With my kids’ remaining evening free time (and sometimes they have very little), I like to just let them play. They go out in the yard and add onto their fort, or they dig in the dirt, or they track wild creatures. They come inside and draw, or build LEGO creations, or set up battle scenes of little green army men all over the floor. Yesterday Johnny raked leaves into piles and let his little sisters bury him in them.
Kids need that time – that free, unstructured time in which to relax and imagine and create.
I don’t want to take it away from them in order to enforce some challenge that essentially just aims to make the point that physical activity is important. (Shouldn’t everyone know that by now?)
Maybe when other families do Project FIT they can count in soccer practice or the time that their kids are already playing basketball in the driveway. But my kids are not sporty. They don’t choose to spend their playtime kicking around a soccer ball in the yard. When we’ve done Project FIT in the past, it generally comes down to me calculating how much time they had at recess and PE that day, figuring out how much more time they need to get to sixty minutes, and then sending them outside to run laps around the house or something.
It is miserable, and I honestly think it does our family more harm than good.

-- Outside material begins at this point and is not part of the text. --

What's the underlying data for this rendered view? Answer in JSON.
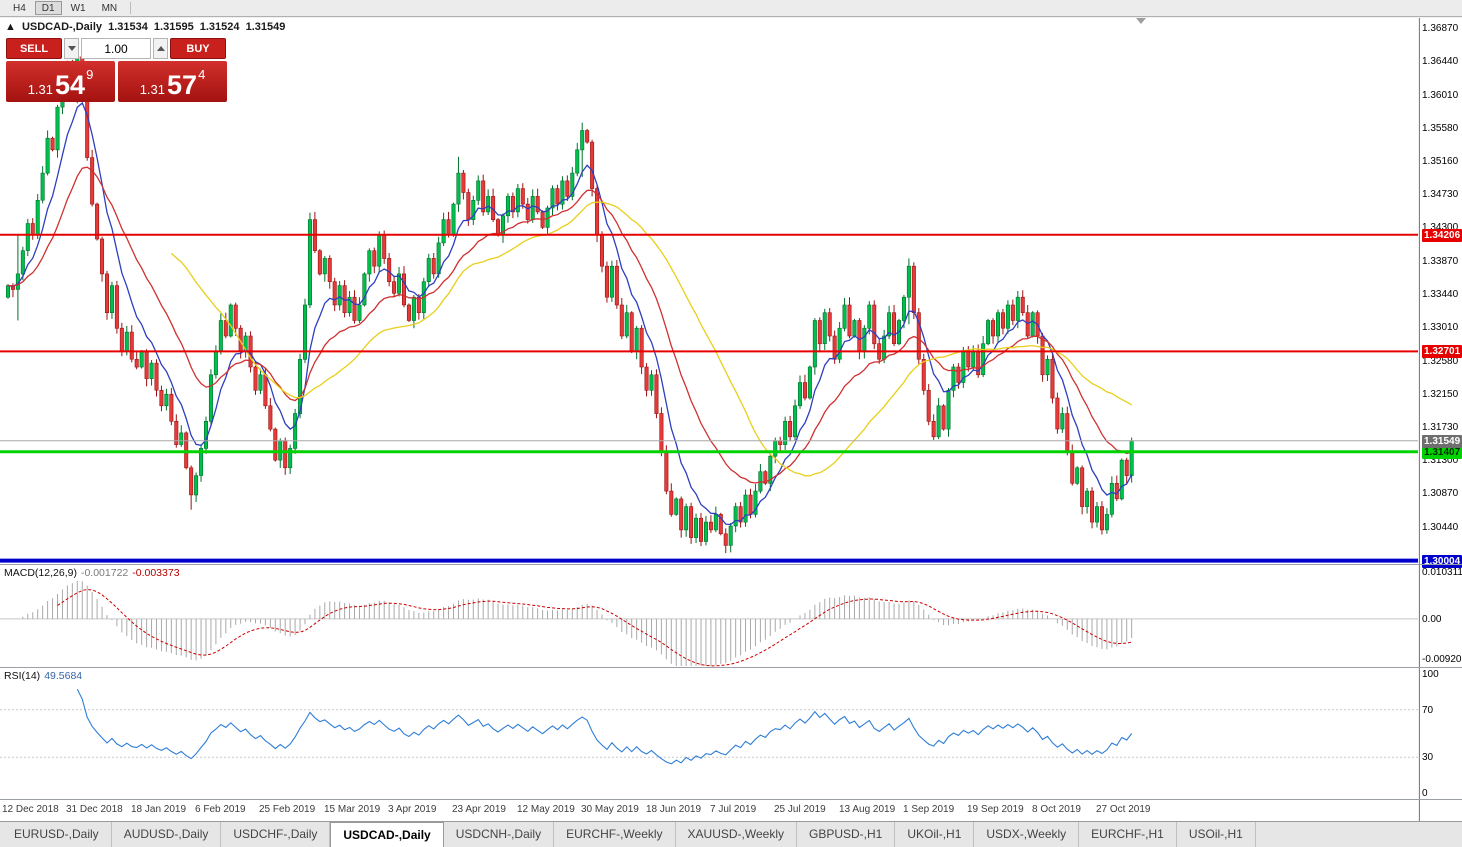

So this year I decided to be a rebel and not fill out the form. Instead, I made dinner in peace. I did not fill our evenings with more requirements than were good for us. I let my kids play in the dirt and build with LEGOS and not worry about checking off a million little boxes.
It was glorious.
*Not their real names. Obviously.
**Don’t worry – I included a nice little post script assuring the teachers that I didn’t blame them for the school’s program. And I don’t think they blame me either.